At arborist career day, students get high on trees

By Wednesday, Feb 25, 2015 Learning 4

Sheffield — Who thinks about climbing trees with two feet of snow on the ground and the temperature hovering near the minuses? The answer is — the people at Race Mountain Tree Services on Berkshire School Road. And, on Monday (February 23) so did students from Monument Mountain Regional High School of Great Barrington and from Wamogo Regional High School of Litchfield, Conn.

Ron Yaples conducts a discussion about his career as an arborist. Photo: Max Redman

Ron Yaple conducts a discussion about his career as an arborist. Photo: Max Redman

For Ron and Victoria Yaple, arborists and owners of Race Mountain, trees are their business and their passion. They recognized that many local students who also love trees and the forest and the pleasures of spending time outdoors might not realize that they could build these predilections into solid and satisfying work when they finish school. And so was born Race Mountain’s first annual student career day.

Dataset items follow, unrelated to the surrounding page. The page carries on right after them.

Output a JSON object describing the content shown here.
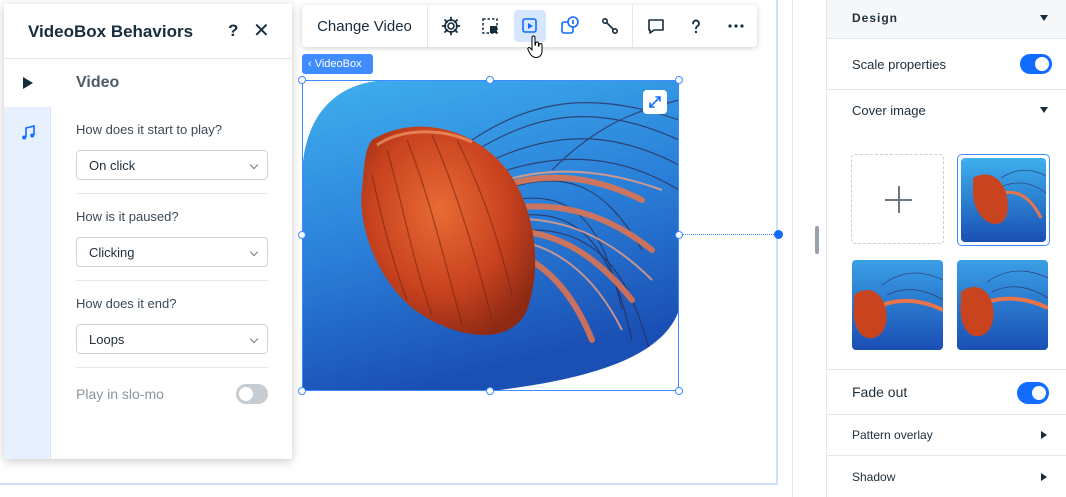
{
  "behaviors_panel": {
    "title": "VideoBox Behaviors",
    "help_label": "?",
    "close_label": "✕",
    "section_title": "Video",
    "questions": [
      {
        "label": "How does it start to play?",
        "value": "On click"
      },
      {
        "label": "How is it paused?",
        "value": "Clicking"
      },
      {
        "label": "How does it end?",
        "value": "Loops"
      }
    ],
    "slomo_label": "Play in slo-mo",
    "slomo_on": false,
    "tabs": [
      {
        "icon": "play-icon",
        "active": true
      },
      {
        "icon": "music-note-icon",
        "active": false
      }
    ]
  },
  "toolbar": {
    "change_label": "Change Video",
    "buttons": [
      "settings-icon",
      "crop-icon",
      "video-play-icon",
      "animation-icon",
      "connect-icon",
      "comment-icon",
      "help-icon",
      "more-icon"
    ],
    "active_button": "video-play-icon"
  },
  "element_tag": "‹ VideoBox",
  "design_panel": {
    "title": "Design",
    "scale_label": "Scale properties",
    "scale_on": true,
    "cover_label": "Cover image",
    "fade_label": "Fade out",
    "fade_on": true,
    "pattern_label": "Pattern overlay",
    "shadow_label": "Shadow"
  },
  "colors": {
    "accent": "#116dff",
    "selection": "#3f8cff",
    "water_top": "#3fb0ee",
    "water_bottom": "#1a4fb4",
    "jelly": "#d4502a"
  }
}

The Yaples opened their shop doors to local schools, and 26 students from Wamogo and Monument Mountain took advantage of the opportunity to learn what a tree company does. The day began with indoor introductions and talks, and continued with outdoor demonstrations, including lunch courtesy of Kathy Conway of the College of Natural Sciences at UMass Amherst, and concluded with a demonstration of how tree crews rig themselves to work high up in the tree branches.

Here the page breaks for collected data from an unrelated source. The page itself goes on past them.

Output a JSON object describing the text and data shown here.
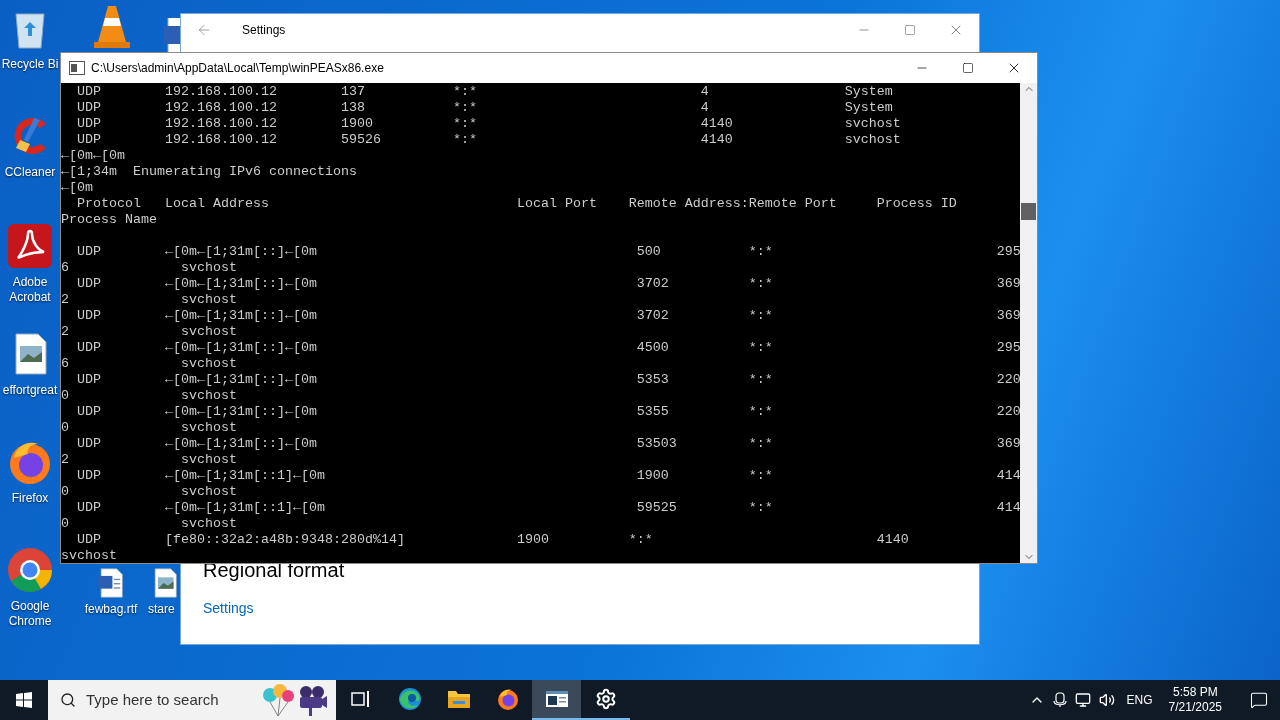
{
  "desktop_icons": [
    {
      "kind": "recycle",
      "label": "Recycle Bi"
    },
    {
      "kind": "cone"
    },
    {
      "kind": "document"
    },
    {
      "kind": "cleaner",
      "label": "CCleaner"
    },
    {
      "kind": "pdf",
      "label": "Adobe Acrobat"
    },
    {
      "kind": "image",
      "label": "effortgreat"
    },
    {
      "kind": "firefox",
      "label": "Firefox"
    },
    {
      "kind": "chrome",
      "label": "Google Chrome"
    },
    {
      "kind": "document",
      "label": "fewbag.rtf"
    },
    {
      "kind": "image",
      "label": "stare"
    }
  ],
  "settings_window": {
    "title": "Settings",
    "heading": "Regional format",
    "link": "Settings"
  },
  "console_window": {
    "title": "C:\\Users\\admin\\AppData\\Local\\Temp\\winPEASx86.exe",
    "header_lines": [
      "  UDP        192.168.100.12        137           *:*                            4                 System",
      "  UDP        192.168.100.12        138           *:*                            4                 System",
      "  UDP        192.168.100.12        1900          *:*                            4140              svchost",
      "  UDP        192.168.100.12        59526         *:*                            4140              svchost",
      "←[0m←[0m",
      "←[1;34m  Enumerating IPv6 connections",
      "←[0m",
      "  Protocol   Local Address                               Local Port    Remote Address:Remote Port     Process ID",
      "Process Name"
    ],
    "table_lines": [
      "  UDP        ←[0m←[1;31m[::]←[0m                                        500           *:*                            295",
      "6              svchost",
      "  UDP        ←[0m←[1;31m[::]←[0m                                        3702          *:*                            369",
      "2              svchost",
      "  UDP        ←[0m←[1;31m[::]←[0m                                        3702          *:*                            369",
      "2              svchost",
      "  UDP        ←[0m←[1;31m[::]←[0m                                        4500          *:*                            295",
      "6              svchost",
      "  UDP        ←[0m←[1;31m[::]←[0m                                        5353          *:*                            220",
      "0              svchost",
      "  UDP        ←[0m←[1;31m[::]←[0m                                        5355          *:*                            220",
      "0              svchost",
      "  UDP        ←[0m←[1;31m[::]←[0m                                        53503         *:*                            369",
      "2              svchost",
      "  UDP        ←[0m←[1;31m[::1]←[0m                                       1900          *:*                            414",
      "0              svchost",
      "  UDP        ←[0m←[1;31m[::1]←[0m                                       59525         *:*                            414",
      "0              svchost",
      "  UDP        [fe80::32a2:a48b:9348:280d%14]              1900          *:*                            4140",
      "svchost"
    ]
  },
  "taskbar": {
    "search_placeholder": "Type here to search",
    "apps": [
      {
        "kind": "taskview",
        "selected": false,
        "running": false
      },
      {
        "kind": "edge",
        "selected": false,
        "running": false
      },
      {
        "kind": "folder",
        "selected": false,
        "running": false
      },
      {
        "kind": "firefox",
        "selected": false,
        "running": false
      },
      {
        "kind": "console",
        "selected": true,
        "running": true
      },
      {
        "kind": "gear",
        "selected": false,
        "running": true
      }
    ],
    "language": "ENG",
    "time": "5:58 PM",
    "date": "7/21/2025"
  }
}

Here’s some of what the students learned: How to climb trees safely; how to manage insects and other pests that threaten the life and health of trees; the proper way to cut down a tree; and what to look for when you walk through a forest. Members of the Race Mountain staff — Ron Yaple, Kieran Yaple, Chris Wheeler, Doug Vickery and Marco Benitez — served as instructors.

And representatives from other related programs – Dr. Brian Kane from the UMass Arboriculture Program, Will Conklin from the Greenagers youth work training program, and Max Redman for the Johnson State College Outdoor Adventure Program – introduced their programs, answered questions about various opportunities in and out of high school, and assisted with the demonstrations.

Kieran Yaples explains the tools used in the arborist profession.

Kieran Yaple explains the tools used in the arborist profession.

Contests gave students the chance to win Race Mountain arborwear clothing. And the big prize of the day – an all-expenses-paid trip to the annual UMass Tree Conference on March 10 – went to Christina Timmons of Wamogo Regional.

Though the day was cold, the sun shone brightly and students managed to stay warm. Monument Mountain horticulture teacher Bill Florek and Wamogo natural resources teacher Chris Brittain expressed pleasure with the level of instruction and the variety of techniques taught, and with the opportunity for their students to apply school learning to a real world setting.

As for Ron and Veronica Yaple, they are already planning the next Career Day and thinking about ways to make it even better.